Rory meets two suitemates: Tana Schrick (Olivia Hack), a socially awkward 15-year-old; and Paris Geller (Liza Weil), Rory's old friend from Chilton Academy, whose life coach (Mitch Silpa) has suggested that they share a room. Luke, meanwhile, must deal with the lawyers for his wife, Nicole. Lorelai returns to Stars Hollow and asks to keep using Luke's truck for longer than he likes.

Soon after Lorelai and her daughter have made their goodbyes, Rory pages her mother to come back to Yale. Lorelai decides to stay there all night, and they order delivery food from many nearby restaurants, inviting other first-year students to share.
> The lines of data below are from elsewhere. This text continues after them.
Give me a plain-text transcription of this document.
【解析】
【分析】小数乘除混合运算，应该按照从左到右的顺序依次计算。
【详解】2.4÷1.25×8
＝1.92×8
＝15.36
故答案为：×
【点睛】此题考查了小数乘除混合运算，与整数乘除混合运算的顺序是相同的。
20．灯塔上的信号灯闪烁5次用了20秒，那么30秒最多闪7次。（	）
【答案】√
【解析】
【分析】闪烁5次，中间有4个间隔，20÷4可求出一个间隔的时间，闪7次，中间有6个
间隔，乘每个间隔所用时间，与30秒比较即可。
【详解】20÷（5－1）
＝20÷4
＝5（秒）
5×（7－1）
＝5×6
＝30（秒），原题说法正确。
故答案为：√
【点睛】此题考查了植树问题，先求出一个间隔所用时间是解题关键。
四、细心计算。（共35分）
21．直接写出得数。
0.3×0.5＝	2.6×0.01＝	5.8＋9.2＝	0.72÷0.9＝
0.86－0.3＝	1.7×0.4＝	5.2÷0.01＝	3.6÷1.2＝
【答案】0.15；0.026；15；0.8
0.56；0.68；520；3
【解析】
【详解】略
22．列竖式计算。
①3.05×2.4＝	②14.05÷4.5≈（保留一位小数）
Rory makes new friends.

==Cast==

- Lauren Graham as Lorelai Gilmore
- Alexis Bledel as Rory Gilmore
- Scott Patterson as Luke Danes
- Liza Weil as Paris Geller
- Olivia Hack as Tana Schrick
- Robert Cicchini as Russell Bynes
- Alan Oppenheimer as Mr. Blodgett
- Howard S. Miller as Mr. Stein #1
- Allan Wasserman as Mr. Stein #2
- Joy Darash as Tess
- Mitch Silpa as Terrence

==Reception==

"The Lorelais' First Day at Yale" is included in several lists of Gilmore Girls "essential episodes". The episode is also cited as evidence of the different relationships Lorelai has with her mother and with her daughter: unlike what her mother Emily would have done, Lorelai helps her daughter (though Rory has been conditioned to exhibit separation anxiety) in a moment of crisis.

The podcast Gilmore Guys had praise for the episode, rating it an average of 8 out 10.